Carrelli della spesa più sobri, boom per semi e kefir

L'analisi dei consumi tricolori realizzata da NielsenIq: grande attenzione ai prezzi, acquisti frequenti e mirati e nuovi abitudini. Ma la sobrietà non riguarda tutte le tipologie di acquisto, registrano aumenti importanti, per esempio, i prodotti salutari (+5,8% in valore), per quelli bio (+4,4%) e per quelli per sportivi (+6,9%)



Una stabilità apparente contraddistingue i consumi in Italia all'inizio del 2026, segnati da grande attenzione ai prezzi, acquisti frequenti e mirati e nuovi abitudini.

Il 70% della crescita dei volumi nel largo consumo, nei primi quattro mesi del 2026, rispetto all'anno prima è spiegata da sole 20 categorie di prodotti, tra le quali kefir (+50%), frutta esotica (+31%), semi (+29%), yogurt proteici (+26%) e specialità etniche (22%).

Sono alcuni aspetti della panoramica dei consumi tricolori realizzata da NielsenIq in occasione de Linkontro, appuntamento del largo consumo a Santa Margherita di Pula (Cagliari).

Nei primi quattro mesi del 2026 la spesa media delle famiglie in valore cresce in media del 2,6% rispetto all'anno precedente, la frequenza di acquisto del 7,6%. Non ci sono più i carrelli pieni con le scorte mensili, i consumatori entrano più volte nei punti vendita, scegliendo con maggiore attenzione cosa acquistare. Accelera ancora l'online, che aumenta del 13,6% in valore.

Dai dati emerge che l'Italia è tra i grandi Paesi europei quello con la più alta elasticità dei consumi rispetto al prezzo, quello cioè dove i rincari impattano di più sui volumi acquistati. Eppure la sobrietà non riguarda tutte le tipologie di acquisto, registrano aumenti importanti, per esempio, i prodotti salutari (+5,8% in valore), per quelli bio (+4,4%) e per quelli per sportivi (+6,9%).

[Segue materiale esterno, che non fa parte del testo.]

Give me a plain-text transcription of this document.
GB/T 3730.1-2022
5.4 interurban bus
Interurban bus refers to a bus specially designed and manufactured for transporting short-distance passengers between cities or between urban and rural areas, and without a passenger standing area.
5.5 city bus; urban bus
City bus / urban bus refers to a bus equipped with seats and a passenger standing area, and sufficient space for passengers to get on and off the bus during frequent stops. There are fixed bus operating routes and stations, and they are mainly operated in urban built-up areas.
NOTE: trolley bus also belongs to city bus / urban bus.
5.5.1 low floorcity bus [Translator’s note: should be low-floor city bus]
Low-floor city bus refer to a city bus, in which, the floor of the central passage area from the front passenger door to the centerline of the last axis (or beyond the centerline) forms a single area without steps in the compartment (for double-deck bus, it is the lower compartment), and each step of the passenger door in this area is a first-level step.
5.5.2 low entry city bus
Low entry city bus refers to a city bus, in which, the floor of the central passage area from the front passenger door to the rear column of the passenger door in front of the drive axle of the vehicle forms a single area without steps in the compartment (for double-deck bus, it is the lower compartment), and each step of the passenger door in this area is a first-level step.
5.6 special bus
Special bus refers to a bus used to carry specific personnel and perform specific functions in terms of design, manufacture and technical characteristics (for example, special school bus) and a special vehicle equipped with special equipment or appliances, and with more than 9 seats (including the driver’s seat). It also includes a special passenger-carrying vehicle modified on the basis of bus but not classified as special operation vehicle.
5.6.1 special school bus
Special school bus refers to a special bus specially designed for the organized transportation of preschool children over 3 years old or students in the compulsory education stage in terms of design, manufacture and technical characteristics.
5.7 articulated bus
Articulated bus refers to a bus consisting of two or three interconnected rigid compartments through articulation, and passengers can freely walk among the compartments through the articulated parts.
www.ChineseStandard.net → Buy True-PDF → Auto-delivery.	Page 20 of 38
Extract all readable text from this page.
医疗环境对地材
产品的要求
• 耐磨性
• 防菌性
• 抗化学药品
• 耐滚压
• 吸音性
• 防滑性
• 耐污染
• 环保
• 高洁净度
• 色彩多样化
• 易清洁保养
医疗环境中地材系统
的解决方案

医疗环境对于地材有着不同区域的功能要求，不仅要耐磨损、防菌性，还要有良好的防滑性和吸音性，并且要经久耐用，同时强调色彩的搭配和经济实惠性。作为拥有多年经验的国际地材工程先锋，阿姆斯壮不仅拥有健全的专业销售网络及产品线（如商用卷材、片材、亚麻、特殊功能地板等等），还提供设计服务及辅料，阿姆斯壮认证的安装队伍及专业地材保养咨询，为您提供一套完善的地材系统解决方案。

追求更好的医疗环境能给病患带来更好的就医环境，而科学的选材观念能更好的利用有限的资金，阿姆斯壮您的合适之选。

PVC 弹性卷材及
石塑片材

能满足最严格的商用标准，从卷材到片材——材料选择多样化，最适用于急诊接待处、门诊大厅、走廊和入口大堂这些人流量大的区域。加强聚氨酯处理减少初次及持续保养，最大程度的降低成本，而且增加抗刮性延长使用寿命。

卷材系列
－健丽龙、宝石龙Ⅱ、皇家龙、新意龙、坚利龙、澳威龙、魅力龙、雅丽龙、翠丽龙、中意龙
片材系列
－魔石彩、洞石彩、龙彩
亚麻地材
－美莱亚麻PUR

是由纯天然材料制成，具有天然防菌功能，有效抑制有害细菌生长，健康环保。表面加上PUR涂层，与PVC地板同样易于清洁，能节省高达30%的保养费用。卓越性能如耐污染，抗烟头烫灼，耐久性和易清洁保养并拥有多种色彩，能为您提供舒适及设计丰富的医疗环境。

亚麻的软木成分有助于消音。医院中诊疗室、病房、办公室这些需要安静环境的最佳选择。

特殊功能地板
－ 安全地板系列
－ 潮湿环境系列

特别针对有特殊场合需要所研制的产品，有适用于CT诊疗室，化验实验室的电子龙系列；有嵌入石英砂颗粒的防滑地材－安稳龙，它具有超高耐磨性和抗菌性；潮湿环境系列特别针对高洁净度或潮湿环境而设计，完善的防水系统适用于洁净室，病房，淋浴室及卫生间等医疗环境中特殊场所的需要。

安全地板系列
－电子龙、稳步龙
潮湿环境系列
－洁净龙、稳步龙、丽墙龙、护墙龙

"Il 2026 si apre all'insegna di una stabilità solo apparente: anche se i consumi restano costanti diventano sempre più frammentati e guidati da scelte di convenienza. Siamo anche di fronte a una alta infedeltà: in media, le famiglie italiane frequentano abitualmente 6,3 insegne", afferma l'amministratore delegato di NIQ Italia, Enzo Frasio. "Segnale, questo - aggiunge - di una competizione sempre più intensa, amplificata dall'online".